Supervisor Safai swiftly dismissed the idea of a legal alternative when asked about it. “I just feel like the people that do this in Hollywood are professionally trained stunt drivers, and even they get injured,” said Safai. “You know we say, ‘Don’t do this at home’ — and well, sorry, but that is this. Don’t try this on your own, because you could die.”
When asked how his legislation was different from that passed at the state level in 2002, he said that he “would imagine that when they were seizing vehicles, people were coming back and getting the vehicles immediately.” However, there’s no evidence of that in media accounts or legislative documentation.
Board President Shamann Walton, for his part, said he hadn’t given the idea much thought. “It’s not an idea I’ve explored, and something that I would have to do more research on,” he said. “I have not gotten one email from a constituent on that.”
FULL CIRCLE
In an ideal world, a legalized alternative could appease all parties. Those living in neighborhoods where sideshows take place would no longer have to be woken up in the middle of the night if sideshows were moved to venues in non-residential areas. Sideshow drivers could have an opportunity to make a living at what they do, or at least take home a little prize money to pay for the hobby if they drove at ticketed events. Viewers could watch from a safe, guarded distance if the track were properly designed. Most importantly, containment would mean no high speed chases or gun violence, at least inside the venue.
Then again, it’s reasonable to wonder whether liability waivers would really protect the sideshow operators if someone got hurt, or if the risk of people getting hurt is even worth the reward. The most skeptical wonder whether sideshow fans would even enjoy a legal alternative — by human nature, banning activities can make them more enticing.

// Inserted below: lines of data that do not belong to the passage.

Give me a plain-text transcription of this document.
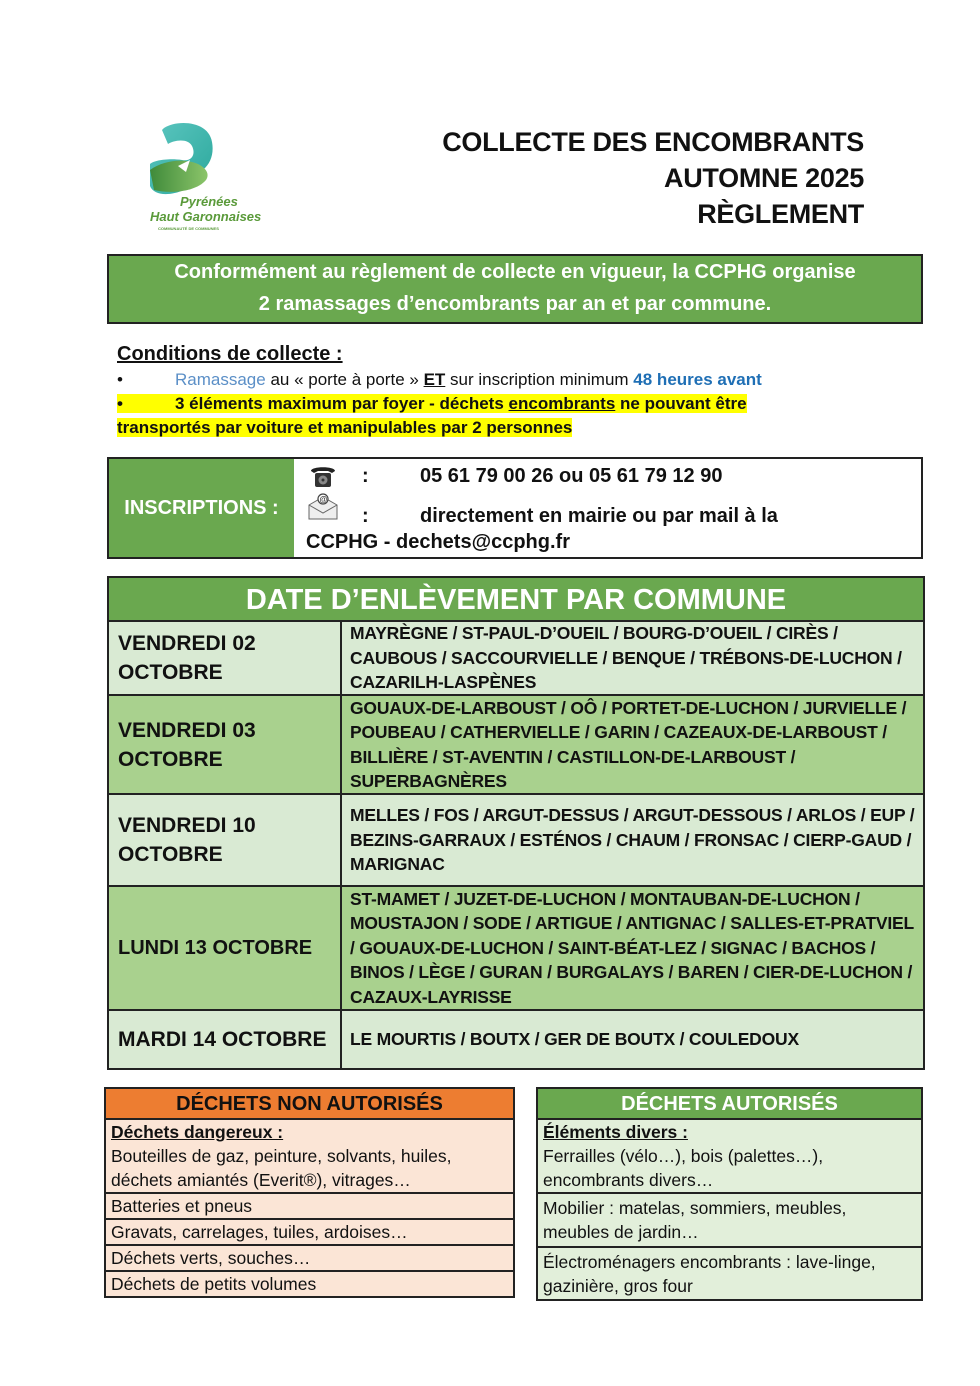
Pyrénées
Haut Garonnaises
COMMUNAUTÉ DE COMMUNES
COLLECTE DES ENCOMBRANTS
AUTOMNE 2025
RÈGLEMENT
Conformément au règlement de collecte en vigueur, la CCPHG organise
2 ramassages d’encombrants par an et par commune.
Conditions de collecte :
•	Ramassage au « porte à porte » ET sur inscription minimum 48 heures avant
•	3 éléments maximum par foyer - déchets encombrants ne pouvant être
transportés par voiture et manipulables par 2 personnes
INSCRIPTIONS :
:	05 61 79 00 26 ou 05 61 79 12 90
@
:	directement en mairie ou par mail à la
CCPHG - dechets@ccphg.fr
DATE D’ENLÈVEMENT PAR COMMUNE
VENDREDI 02 OCTOBRE
MAYRÈGNE / ST-PAUL-D’OUEIL / BOURG-D’OUEIL / CIRÈS / CAUBOUS / SACCOURVIELLE / BENQUE / TRÉBONS-DE-LUCHON / CAZARILH-LASPÈNES
VENDREDI 03 OCTOBRE
GOUAUX-DE-LARBOUST / OÔ / PORTET-DE-LUCHON / JURVIELLE / POUBEAU / CATHERVIELLE / GARIN / CAZEAUX-DE-LARBOUST / BILLIÈRE / ST-AVENTIN / CASTILLON-DE-LARBOUST / SUPERBAGNÈRES
VENDREDI 10 OCTOBRE
MELLES / FOS / ARGUT-DESSUS / ARGUT-DESSOUS / ARLOS / EUP / BEZINS-GARRAUX / ESTÉNOS / CHAUM / FRONSAC / CIERP-GAUD / MARIGNAC
LUNDI 13 OCTOBRE
ST-MAMET / JUZET-DE-LUCHON / MONTAUBAN-DE-LUCHON / MOUSTAJON / SODE / ARTIGUE / ANTIGNAC / SALLES-ET-PRATVIEL / GOUAUX-DE-LUCHON / SAINT-BÉAT-LEZ / SIGNAC / BACHOS / BINOS / LÈGE / GURAN / BURGALAYS / BAREN / CIER-DE-LUCHON / CAZAUX-LAYRISSE
MARDI 14 OCTOBRE	LE MOURTIS / BOUTX / GER DE BOUTX / COULEDOUX
DÉCHETS NON AUTORISÉS
Déchets dangereux :
Bouteilles de gaz, peinture, solvants, huiles, déchets amiantés (Everit®), vitrages…
Batteries et pneus
Gravats, carrelages, tuiles, ardoises…
Déchets verts, souches…
Déchets de petits volumes
DÉCHETS AUTORISÉS
Éléments divers :
Ferrailles (vélo…), bois (palettes…), encombrants divers…
Mobilier : matelas, sommiers, meubles, meubles de jardin…
Électroménagers encombrants : lave-linge, gazinière, gros four
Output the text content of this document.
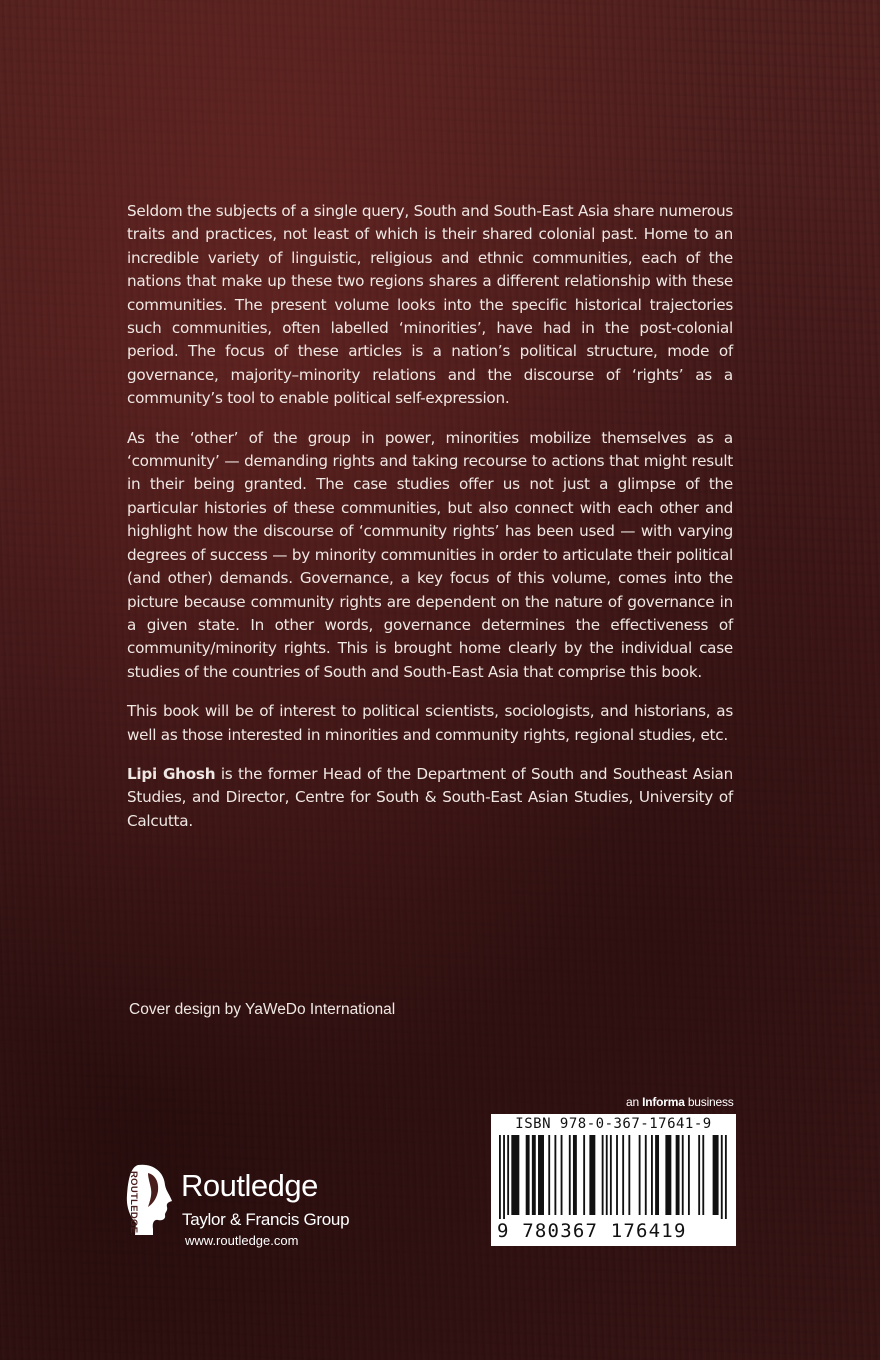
Seldom the subjects of a single query, South and South-East Asia share numerous traits and practices, not least of which is their shared colonial past. Home to an incredible variety of linguistic, religious and ethnic communities, each of the nations that make up these two regions shares a different relationship with these communities. The present volume looks into the specific historical trajectories such communities, often labelled ‘minorities’, have had in the post-colonial period. The focus of these articles is a nation’s political structure, mode of governance, majority–minority relations and the discourse of ‘rights’ as a community’s tool to enable political self-expression.

As the ‘other’ of the group in power, minorities mobilize themselves as a ‘community’ — demanding rights and taking recourse to actions that might result in their being granted. The case studies offer us not just a glimpse of the particular histories of these communities, but also connect with each other and highlight how the discourse of ‘community rights’ has been used — with varying degrees of success — by minority communities in order to articulate their political (and other) demands. Governance, a key focus of this volume, comes into the picture because community rights are dependent on the nature of governance in a given state. In other words, governance determines the effectiveness of community/minority rights. This is brought home clearly by the individual case studies of the countries of South and South-East Asia that comprise this book.

This book will be of interest to political scientists, sociologists, and historians, as well as those interested in minorities and community rights, regional studies, etc.

Lipi Ghosh is the former Head of the Department of South and Southeast Asian Studies, and Director, Centre for South & South-East Asian Studies, University of Calcutta.

Cover design by YaWeDo International
an Informa business
ISBN 978-0-367-17641-9
9 780367 176419
ROUTLEDGE Routledge
Taylor & Francis Group
www.routledge.com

San Francisco city government has chosen to go the punitive route, finding themselves with a similar law to that passed at the state level almost two decades ago. It may be working: San Francisco hasn’t seen many sideshows since the law was passed. For a while after police seized 11 cars in January, the city was quiet, and supervisors and police claimed the news as a success. Yet, sideshows have started in the Mission again in recent weeks, and a particularly large sideshow at Folsom Street and 20th Street renewed calls from residents for further action from city government. One resident told Mission Local the existing police tactics are “anemic, at best.” Simultaneously, sideshows have increased in surrounding cities, particularly San Jose and Oakland, where police forces are cracking down, too.
Whether this will last forever, however, is doubtful. After punitive measures were passed in years prior, sideshows lulled for a few months before becoming more frequent and rowdy. Even if they are mostly pushed out of San Francisco, the proposition that they would disappear entirely seems to go against history.
Sideshows have rested at the intersection of car culture and hip-hop for thirty years. Attempting to tame them with arrests and fines feels like riding in a spinning car: going round and round, just for show, not changing a single thing.